Careers can be defined by a Super Bowl performance--not just for players, or halftime entertainers, but also for the actors in the game's much-anticipated commercials. Consider the case of Jesse Heiman, whose face is more familiar than his name. Nerdy and decidedly plump, he has appeared in scores of movies and TV shows as an extra.
But Heiman's fame soared during Super Bowl XLVII, when he was featured in a GoDaddy ad making out with supermodel Bar Refaeli, supporting the company's "where smart meets sexy" campaign. The next day Heiman logged on to Yahoo! and saw himself and Refaeli on the front page. A documentary crew began following Heiman around to see if the Super Bowl spot could propel him into the showbiz foreground. He even landed his first starring role, in a short film. "What people remember from that game," Heiman says, "are the lights going out [in the Superdome] and me."
Companies spend so much on Super Bowl ads chasing the same hope: that after the game, people will be talking about them. That's why advertisers go all out, pulling stunts to grab viewers' attention. By going for the big score, they increase the sense that the Super Bowl is a special occasion.
In the early years Super Bowl ads weren't much different from others, though some did prove memorable. In 1974 Master Lock ran its classic spot in which a marksman pierces the body of a lock with a bullet. (Master Lock appeared in 21 Super Bowls.) Six years later Joe Greene's "Hey kid, catch" ad for Coca-Cola appeared during Super Bowl XIV.

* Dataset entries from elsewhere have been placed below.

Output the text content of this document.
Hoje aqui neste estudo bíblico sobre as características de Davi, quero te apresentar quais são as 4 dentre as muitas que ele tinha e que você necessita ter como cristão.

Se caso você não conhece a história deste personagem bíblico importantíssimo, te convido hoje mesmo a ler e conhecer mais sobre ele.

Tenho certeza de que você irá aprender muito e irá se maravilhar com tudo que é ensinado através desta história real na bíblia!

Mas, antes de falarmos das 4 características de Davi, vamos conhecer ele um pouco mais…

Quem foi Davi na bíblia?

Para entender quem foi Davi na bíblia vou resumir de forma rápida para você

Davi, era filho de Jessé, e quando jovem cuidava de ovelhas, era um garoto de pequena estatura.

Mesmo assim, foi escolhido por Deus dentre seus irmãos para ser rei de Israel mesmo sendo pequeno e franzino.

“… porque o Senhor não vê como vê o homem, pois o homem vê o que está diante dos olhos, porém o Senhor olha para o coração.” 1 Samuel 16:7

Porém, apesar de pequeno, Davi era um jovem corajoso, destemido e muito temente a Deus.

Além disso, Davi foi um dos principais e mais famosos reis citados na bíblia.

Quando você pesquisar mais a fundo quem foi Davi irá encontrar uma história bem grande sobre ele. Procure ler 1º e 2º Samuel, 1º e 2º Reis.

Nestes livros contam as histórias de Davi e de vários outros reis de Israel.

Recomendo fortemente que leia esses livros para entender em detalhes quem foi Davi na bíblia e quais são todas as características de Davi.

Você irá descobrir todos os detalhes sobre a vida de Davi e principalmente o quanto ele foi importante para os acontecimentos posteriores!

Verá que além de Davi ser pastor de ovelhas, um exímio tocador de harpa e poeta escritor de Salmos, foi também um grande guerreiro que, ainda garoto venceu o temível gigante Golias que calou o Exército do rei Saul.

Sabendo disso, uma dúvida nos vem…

The modern phenomenon of the Super Bowl ad traces to 1984, when Apple aired a 60-second spot titled "1984" that was more short movie than traditional ad. It re-created the atmosphere of George Orwell's book and only mentioned the upcoming launch of the Macintosh computer at the end, with the promise "You'll see why 1984 won't be like 1984." People in the ad game viewed "1984" as a watershed. "The industry was moving to a very fast, 15-second kind of world," says Peter Daboll, CEO of Ace Metrix, which measures the effectiveness of video advertising. "That ad was the start of the story-telling genre."

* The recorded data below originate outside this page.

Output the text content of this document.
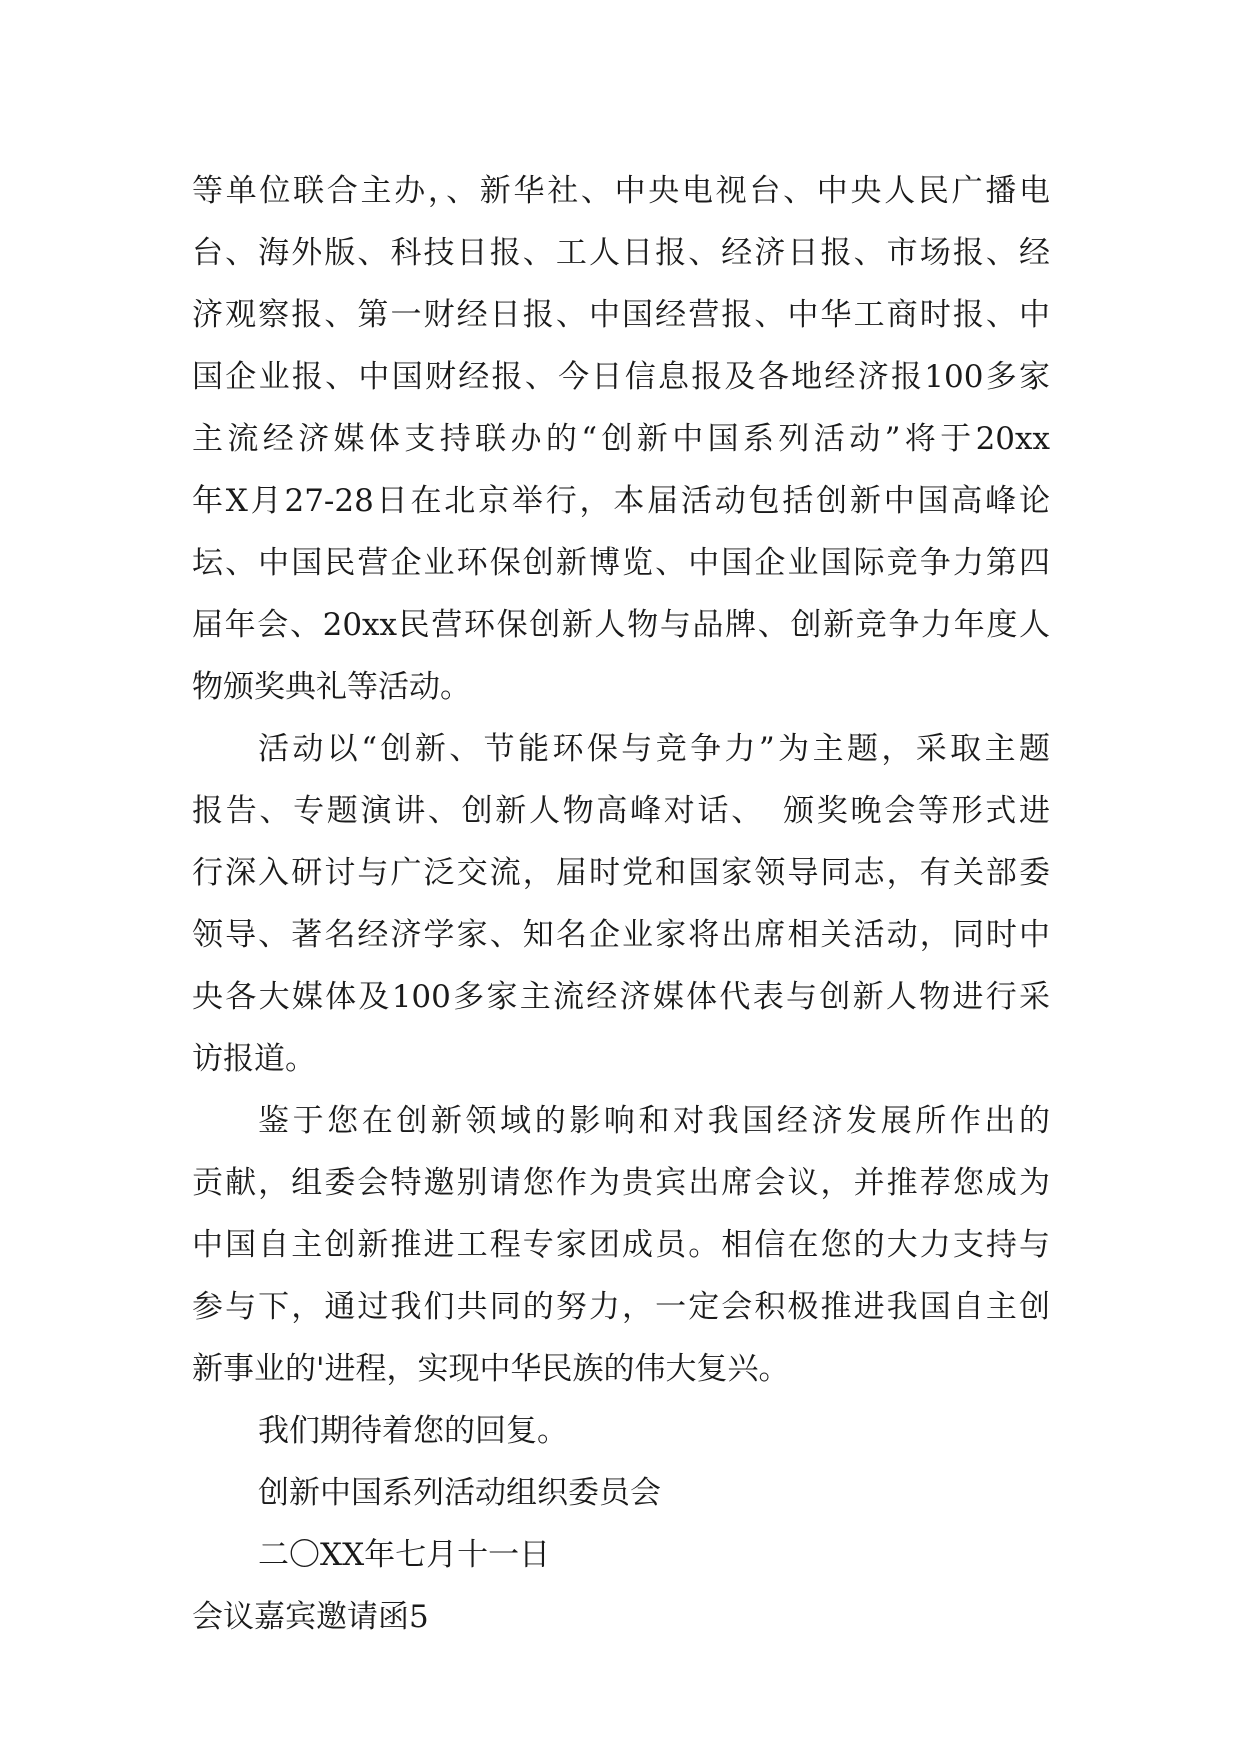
等单位联合主办，、新华社、中央电视台、中央人民广播电
台、海外版、科技日报、工人日报、经济日报、市场报、经
济观察报、第一财经日报、中国经营报、中华工商时报、中
国企业报、中国财经报、今日信息报及各地经济报100多家
主流经济媒体支持联办的“创新中国系列活动”将于20xx
年X月27-28日在北京举行，本届活动包括创新中国高峰论
坛、中国民营企业环保创新博览、中国企业国际竞争力第四
届年会、20xx民营环保创新人物与品牌、创新竞争力年度人
物颁奖典礼等活动。
活动以“创新、节能环保与竞争力”为主题，采取主题
报告、专题演讲、创新人物高峰对话、　颁奖晚会等形式进
行深入研讨与广泛交流，届时党和国家领导同志，有关部委
领导、著名经济学家、知名企业家将出席相关活动，同时中
央各大媒体及100多家主流经济媒体代表与创新人物进行采
访报道。
鉴于您在创新领域的影响和对我国经济发展所作出的
贡献，组委会特邀别请您作为贵宾出席会议，并推荐您成为
中国自主创新推进工程专家团成员。相信在您的大力支持与
参与下，通过我们共同的努力，一定会积极推进我国自主创
新事业的'进程，实现中华民族的伟大复兴。
我们期待着您的回复。
创新中国系列活动组织委员会
二〇XX年七月十一日
会议嘉宾邀请函5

The appeal of the long advertisement rose even as those Super Bowl seconds became ever more expensive. In 1967, a 30-second spot cost $42,000-about $300,000 in today's dollars. For the 2016 Super Bowl, a 30-second spot will cost a record $5 million. Networks can charge advertisers so much because the Super Bowl provides an extreme version of what sports offer--a television program that is watched by a large audience at the same time.